Like DeMille, Collins directed films in many genres and a variety of locations in the vicinity of the New York studios he worked for. The Girl Without a Soul was a “rural drama,” and shows a number of themes characteristic of the genre: shots of beautiful natural scenery, the depiction of honest but narrow minded townspeople, Unity’s humiliating encounters with suburban culture and fashion at boarding school, and the race between horse and automobile in the final scene (the horse wins).
When music is used in rural genres it is often to point up cultural differences between rural and urban characters, but in this film its characterization as a powerful but amoral force is an interesting twist – as well as a main spring of the plot.

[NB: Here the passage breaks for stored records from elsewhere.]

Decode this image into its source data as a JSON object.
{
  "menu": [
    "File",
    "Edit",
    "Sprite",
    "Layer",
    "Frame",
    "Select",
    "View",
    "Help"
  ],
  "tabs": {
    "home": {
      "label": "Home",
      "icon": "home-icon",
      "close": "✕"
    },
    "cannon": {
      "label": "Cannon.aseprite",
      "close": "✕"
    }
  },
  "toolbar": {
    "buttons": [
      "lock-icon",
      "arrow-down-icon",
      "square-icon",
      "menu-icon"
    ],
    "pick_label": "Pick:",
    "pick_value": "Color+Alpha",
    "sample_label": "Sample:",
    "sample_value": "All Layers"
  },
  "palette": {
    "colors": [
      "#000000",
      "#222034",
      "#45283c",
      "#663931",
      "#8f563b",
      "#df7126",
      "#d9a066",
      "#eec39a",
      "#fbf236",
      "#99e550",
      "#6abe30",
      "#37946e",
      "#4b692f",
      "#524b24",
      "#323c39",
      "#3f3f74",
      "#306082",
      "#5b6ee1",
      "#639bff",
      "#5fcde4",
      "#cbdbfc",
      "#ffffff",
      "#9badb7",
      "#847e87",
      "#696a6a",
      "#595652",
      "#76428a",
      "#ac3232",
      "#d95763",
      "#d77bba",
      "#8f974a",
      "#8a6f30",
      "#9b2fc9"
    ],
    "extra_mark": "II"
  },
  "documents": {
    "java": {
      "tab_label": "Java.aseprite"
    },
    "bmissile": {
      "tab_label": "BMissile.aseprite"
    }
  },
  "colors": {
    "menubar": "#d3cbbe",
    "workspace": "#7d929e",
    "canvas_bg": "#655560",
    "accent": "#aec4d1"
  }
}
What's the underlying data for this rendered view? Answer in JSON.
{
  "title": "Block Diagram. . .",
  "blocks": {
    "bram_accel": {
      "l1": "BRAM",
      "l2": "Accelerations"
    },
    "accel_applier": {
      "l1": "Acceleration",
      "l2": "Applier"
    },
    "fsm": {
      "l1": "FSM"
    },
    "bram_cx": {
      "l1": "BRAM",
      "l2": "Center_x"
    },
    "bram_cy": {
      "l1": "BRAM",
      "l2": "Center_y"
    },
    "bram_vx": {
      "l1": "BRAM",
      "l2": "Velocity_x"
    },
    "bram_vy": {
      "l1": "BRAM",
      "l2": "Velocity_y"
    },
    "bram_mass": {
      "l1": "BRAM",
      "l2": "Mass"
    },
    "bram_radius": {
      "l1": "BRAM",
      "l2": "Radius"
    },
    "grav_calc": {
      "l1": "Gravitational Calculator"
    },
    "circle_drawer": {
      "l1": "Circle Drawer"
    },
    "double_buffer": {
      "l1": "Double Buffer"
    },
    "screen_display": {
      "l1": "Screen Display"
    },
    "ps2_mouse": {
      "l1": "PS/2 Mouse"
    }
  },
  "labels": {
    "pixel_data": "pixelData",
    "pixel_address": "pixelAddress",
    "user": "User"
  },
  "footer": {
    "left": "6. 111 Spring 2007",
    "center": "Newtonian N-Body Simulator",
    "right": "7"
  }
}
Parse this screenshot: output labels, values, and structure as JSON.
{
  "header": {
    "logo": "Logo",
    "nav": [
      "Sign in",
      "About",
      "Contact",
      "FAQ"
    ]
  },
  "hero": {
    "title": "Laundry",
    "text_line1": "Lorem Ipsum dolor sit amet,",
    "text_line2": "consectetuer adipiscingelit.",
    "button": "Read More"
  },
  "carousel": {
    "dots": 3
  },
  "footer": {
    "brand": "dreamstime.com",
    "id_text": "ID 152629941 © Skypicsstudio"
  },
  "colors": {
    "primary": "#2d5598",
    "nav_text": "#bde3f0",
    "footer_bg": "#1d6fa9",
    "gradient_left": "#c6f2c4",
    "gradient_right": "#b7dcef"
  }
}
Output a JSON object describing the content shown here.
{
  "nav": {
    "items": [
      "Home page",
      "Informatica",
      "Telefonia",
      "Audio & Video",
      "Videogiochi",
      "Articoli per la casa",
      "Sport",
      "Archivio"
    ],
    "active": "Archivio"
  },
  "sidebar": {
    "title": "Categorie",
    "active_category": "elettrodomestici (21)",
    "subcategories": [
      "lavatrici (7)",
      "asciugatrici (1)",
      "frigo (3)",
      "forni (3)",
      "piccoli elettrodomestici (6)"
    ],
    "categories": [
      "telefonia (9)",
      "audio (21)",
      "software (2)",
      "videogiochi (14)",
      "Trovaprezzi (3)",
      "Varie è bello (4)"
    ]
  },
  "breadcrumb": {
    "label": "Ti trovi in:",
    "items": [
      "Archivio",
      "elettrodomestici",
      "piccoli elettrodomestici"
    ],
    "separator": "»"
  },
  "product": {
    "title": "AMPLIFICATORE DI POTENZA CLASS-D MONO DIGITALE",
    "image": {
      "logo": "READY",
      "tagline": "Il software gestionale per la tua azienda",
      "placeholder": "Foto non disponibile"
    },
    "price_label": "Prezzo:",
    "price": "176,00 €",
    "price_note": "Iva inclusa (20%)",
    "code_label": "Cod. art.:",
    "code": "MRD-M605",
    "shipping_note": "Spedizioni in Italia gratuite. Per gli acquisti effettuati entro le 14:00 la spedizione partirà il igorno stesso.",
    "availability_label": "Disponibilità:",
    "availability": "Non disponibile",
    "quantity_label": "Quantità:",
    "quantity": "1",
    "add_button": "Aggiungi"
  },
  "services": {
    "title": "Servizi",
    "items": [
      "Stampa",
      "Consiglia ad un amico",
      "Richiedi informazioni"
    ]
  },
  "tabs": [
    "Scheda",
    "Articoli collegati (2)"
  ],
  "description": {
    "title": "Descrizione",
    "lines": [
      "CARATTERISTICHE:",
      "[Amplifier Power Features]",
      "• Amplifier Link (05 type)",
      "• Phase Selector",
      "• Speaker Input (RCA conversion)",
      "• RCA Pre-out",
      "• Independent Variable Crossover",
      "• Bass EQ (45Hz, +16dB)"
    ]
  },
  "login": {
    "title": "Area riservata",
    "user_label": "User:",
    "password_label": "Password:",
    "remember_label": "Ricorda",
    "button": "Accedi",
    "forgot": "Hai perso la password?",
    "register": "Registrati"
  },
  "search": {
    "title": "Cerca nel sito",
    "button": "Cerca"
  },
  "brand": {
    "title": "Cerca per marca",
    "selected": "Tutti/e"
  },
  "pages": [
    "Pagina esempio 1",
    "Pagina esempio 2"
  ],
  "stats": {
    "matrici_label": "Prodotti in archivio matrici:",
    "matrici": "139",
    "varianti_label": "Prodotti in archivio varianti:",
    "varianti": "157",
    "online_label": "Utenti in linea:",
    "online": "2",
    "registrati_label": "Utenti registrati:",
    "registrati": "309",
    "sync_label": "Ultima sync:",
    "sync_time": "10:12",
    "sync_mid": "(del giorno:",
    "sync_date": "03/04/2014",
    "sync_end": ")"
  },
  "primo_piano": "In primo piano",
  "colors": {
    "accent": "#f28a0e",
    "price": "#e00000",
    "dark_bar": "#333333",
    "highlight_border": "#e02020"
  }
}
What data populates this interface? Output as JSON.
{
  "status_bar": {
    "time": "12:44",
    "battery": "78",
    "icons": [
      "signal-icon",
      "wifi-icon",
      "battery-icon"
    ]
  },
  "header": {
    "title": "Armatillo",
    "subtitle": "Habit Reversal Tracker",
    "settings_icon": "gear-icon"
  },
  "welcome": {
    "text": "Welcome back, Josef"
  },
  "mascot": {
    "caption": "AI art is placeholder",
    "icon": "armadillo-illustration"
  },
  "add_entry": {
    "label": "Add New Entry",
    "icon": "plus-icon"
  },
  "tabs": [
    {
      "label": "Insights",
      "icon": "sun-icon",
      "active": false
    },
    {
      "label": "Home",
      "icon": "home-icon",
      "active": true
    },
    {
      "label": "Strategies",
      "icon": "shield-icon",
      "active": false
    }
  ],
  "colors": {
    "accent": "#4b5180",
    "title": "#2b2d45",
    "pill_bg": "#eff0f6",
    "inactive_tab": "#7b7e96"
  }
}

This is not the only film in which Dana played a dual role: in The Gates of Eden, shot less than a year before, both Dana and Walker each played two people, Dana (at 18!) a mother and her daughter, and Walker a single character, first as a young man and then older. That film does not survive.
The Source
This film comes from the collections of the George Eastman Museum. The Museum’s first Curator of Film, James Card, took a great interest in Collins, helping to rescue his work from the oblivion that followed his untimely death. The museum kindly lent to Dr. Carli a digital access copy to use for a film class in 2018, and have given their permission to use it in our series, provided that we take care to prevent this version being widely disseminated on the internet, since the restoration is not yet complete. We await with interest the final version of this lovely film!